By Denise Balkissoon
I have loved their creamy, subtle flesh since I learned to pick the fruit from the tree in my aunt’s backyard in San Fernando. The Trinidadian world for avocado is “zaboca,” and I was well known to be a zaboca freak—obliging aunties coming to Canada would smuggle newspaper-wrapped booty in their giant suitcases. When guacamole came onto the food scene during my teen years, I adopted a tired, worldly attitude, informing everyone that “avocados” were nothing new. In reality, the appearance of $1 zabocas was a cause for celebration: I no longer had to convince my parents to stop by Nicey’s and shell out.
The little pear isn’t an exotic ingredient anymore. Since I was born with a guilty conscience, it weighs on me that my favourite food is now easy pickings. Zabocas have evolved from an occasional treat to an everyday food, one that’s in cheap sushi and expensive sandwiches, and one that’s impossible to grow within 100 (or 1,000) miles from my house. Each bite is a carbon sin. I used to be a second-gen kid longing for a taste of my childhood. Now, I’m just North American scum.
The lines connecting “ethnic” to “green” food are twisty. There are butchers trying to educate kosher eaters about avoiding factory farms, and there is halal vanilla made with propylene glycol, a known carcinogen. I once knew a born-and-raised Jain who had never eaten animal flesh, and had no urge to: he very regularly had cravings for his version of a Big Mac, which was basically bread, pickles and special sauce (McD’s charged him full price). The year-old FoodShare market at Jane and Finch sells bok choy and mangos as well as local blueberries. Oyster mushrooms look cool, but the reason Ontario farmers grow them is because they sell. Local is lovely and we’d all eat more organic if we could afford it, but catering to real appetites is the bottom line. Recently, I had a bang-up avant-Asian meal at Rocky Raccoon in Owen Sound, where a Nepalese chef using Grey County ingredients offered house-made naan topped with local butter, maple syrup and subcontinental spices. That meal help convinced me that giving up familiar tastes doesn’t always mean a loss. Sometimes, like in a yellow dahl soup made earthy and intensely oniony with wild leeks, it means a real, delicious gain.

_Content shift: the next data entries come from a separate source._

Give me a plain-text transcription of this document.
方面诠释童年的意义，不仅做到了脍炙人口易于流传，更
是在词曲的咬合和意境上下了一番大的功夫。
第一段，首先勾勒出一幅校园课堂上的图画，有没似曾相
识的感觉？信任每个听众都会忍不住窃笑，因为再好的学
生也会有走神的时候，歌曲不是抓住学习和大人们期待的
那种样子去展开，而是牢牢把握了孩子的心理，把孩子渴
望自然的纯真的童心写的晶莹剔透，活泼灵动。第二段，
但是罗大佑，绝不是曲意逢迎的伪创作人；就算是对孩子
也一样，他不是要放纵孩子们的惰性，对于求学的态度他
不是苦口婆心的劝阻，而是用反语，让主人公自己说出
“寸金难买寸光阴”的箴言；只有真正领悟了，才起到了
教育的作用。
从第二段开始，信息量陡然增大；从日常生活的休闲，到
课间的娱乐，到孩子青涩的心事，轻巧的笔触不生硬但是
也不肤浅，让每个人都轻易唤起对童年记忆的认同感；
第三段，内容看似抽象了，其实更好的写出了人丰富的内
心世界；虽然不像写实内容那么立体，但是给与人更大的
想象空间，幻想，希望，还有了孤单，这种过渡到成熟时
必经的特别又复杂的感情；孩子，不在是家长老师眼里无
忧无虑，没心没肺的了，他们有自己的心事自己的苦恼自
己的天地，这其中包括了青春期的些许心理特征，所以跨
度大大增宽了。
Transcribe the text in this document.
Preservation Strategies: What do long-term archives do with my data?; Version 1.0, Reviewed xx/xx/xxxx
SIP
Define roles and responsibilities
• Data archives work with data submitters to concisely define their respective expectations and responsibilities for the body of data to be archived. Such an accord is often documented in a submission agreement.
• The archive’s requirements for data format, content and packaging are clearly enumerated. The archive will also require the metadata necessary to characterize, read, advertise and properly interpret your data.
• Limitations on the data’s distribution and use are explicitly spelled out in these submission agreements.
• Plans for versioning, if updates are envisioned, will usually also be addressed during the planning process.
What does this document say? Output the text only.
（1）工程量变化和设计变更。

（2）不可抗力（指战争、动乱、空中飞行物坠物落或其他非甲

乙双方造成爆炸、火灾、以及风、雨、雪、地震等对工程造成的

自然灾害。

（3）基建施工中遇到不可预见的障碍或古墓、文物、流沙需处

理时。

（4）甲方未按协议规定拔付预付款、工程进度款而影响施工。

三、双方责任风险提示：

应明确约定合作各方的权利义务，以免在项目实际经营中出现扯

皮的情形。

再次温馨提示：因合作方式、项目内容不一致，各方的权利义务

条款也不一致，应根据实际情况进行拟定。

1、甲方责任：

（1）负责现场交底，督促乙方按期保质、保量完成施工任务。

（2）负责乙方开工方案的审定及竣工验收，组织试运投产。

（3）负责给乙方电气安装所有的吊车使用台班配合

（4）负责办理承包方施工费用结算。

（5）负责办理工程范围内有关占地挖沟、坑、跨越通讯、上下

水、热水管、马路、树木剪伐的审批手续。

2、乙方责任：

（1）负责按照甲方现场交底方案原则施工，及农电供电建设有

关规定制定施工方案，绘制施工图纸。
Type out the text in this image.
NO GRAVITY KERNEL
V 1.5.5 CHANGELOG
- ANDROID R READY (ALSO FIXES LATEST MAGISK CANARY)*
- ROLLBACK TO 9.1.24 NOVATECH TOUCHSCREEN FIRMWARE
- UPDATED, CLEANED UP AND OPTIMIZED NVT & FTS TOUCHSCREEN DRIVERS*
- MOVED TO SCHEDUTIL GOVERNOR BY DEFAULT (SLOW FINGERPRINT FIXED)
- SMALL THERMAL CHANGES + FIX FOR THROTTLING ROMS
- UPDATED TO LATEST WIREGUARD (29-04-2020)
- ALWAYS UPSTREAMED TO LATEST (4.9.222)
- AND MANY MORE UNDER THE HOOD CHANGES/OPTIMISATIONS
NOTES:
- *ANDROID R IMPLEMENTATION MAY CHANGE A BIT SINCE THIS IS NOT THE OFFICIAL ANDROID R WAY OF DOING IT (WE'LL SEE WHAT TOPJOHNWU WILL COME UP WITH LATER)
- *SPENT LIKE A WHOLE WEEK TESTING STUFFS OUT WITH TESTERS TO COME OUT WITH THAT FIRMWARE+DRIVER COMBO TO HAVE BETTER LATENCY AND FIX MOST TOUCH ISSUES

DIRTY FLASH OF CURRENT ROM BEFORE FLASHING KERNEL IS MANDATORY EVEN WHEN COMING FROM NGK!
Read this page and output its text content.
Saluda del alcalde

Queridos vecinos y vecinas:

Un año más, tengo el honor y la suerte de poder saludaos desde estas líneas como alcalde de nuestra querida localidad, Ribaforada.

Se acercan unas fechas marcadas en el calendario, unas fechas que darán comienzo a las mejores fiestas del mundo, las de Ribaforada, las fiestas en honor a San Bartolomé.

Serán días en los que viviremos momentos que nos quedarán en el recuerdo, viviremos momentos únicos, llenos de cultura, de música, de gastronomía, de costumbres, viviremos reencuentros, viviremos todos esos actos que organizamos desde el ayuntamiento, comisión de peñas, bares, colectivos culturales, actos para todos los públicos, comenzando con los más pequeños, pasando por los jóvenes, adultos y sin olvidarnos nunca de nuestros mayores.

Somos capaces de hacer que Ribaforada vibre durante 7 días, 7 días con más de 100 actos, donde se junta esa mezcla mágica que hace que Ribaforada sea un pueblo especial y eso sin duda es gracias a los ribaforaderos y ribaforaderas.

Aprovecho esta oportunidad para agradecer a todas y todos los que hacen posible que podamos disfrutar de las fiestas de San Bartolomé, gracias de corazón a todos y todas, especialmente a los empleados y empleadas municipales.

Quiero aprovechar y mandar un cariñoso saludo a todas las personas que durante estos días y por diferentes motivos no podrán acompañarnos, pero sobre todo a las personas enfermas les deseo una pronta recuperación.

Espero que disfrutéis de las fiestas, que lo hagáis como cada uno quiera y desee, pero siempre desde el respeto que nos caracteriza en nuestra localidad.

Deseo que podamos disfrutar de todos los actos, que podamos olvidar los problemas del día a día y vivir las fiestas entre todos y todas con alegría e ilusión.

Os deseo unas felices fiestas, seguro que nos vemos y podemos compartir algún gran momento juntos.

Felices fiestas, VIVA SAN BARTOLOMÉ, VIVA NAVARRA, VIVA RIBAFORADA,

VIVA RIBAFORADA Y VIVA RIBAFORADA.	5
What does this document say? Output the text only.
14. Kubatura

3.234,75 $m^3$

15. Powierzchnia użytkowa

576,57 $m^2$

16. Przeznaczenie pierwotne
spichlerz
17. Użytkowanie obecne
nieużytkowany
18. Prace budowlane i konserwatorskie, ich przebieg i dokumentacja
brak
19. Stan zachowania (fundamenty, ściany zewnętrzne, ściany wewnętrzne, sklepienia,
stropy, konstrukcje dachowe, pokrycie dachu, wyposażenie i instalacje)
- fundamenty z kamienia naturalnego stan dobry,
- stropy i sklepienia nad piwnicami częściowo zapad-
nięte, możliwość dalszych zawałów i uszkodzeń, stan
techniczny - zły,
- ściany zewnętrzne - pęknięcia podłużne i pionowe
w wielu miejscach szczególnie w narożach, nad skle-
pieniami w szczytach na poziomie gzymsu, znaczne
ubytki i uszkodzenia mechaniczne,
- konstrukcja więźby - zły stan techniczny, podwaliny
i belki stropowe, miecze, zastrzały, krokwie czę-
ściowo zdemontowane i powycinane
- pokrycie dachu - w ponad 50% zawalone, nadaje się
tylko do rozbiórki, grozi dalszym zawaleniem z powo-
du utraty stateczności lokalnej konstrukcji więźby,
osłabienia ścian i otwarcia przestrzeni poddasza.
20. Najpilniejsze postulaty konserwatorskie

I ate vegetarian for three years, and once asked my mother to find and buy me a chayote. I had no idea what it would taste like, but the fancy vegetarian cookbook I was reading told me I should be stuffing one. She came back from the store with three chayotes, and informed me that they cost $7. “When I was vegetarian, it was because I was poor,” opined my father, who grew up on a farm, walked to school without shoes, only ate meat at weddings, etc. I’ve noticed that lots of immigrants, regardless of birthplace, consider eating copious amounts of animal one sign that they’ve achieved the Canadian Dream. A cousin once made me a quick dish of curried potatoes when a family potluck turned out not to have one meat-free offering. One of my uncles couldn’t stop shoveling it back. “I’ve always loved aloo,” he said between mouthfuls, as if someone had been preventing him from eating it. In the rush to prove that he could eat meat, he had forgotten to consider whether he wanted to.
My zaboca consumption has stayed steady through recent price increases. I can’t imagine the dollar value that would make me swear off for good (though bananas are apparently now $9 a pound in Australia–global food definitely has a tipping point). I promise, though, that I’ll pause before my next purchase, and think about whether, just this one time, I can nourish myself another way.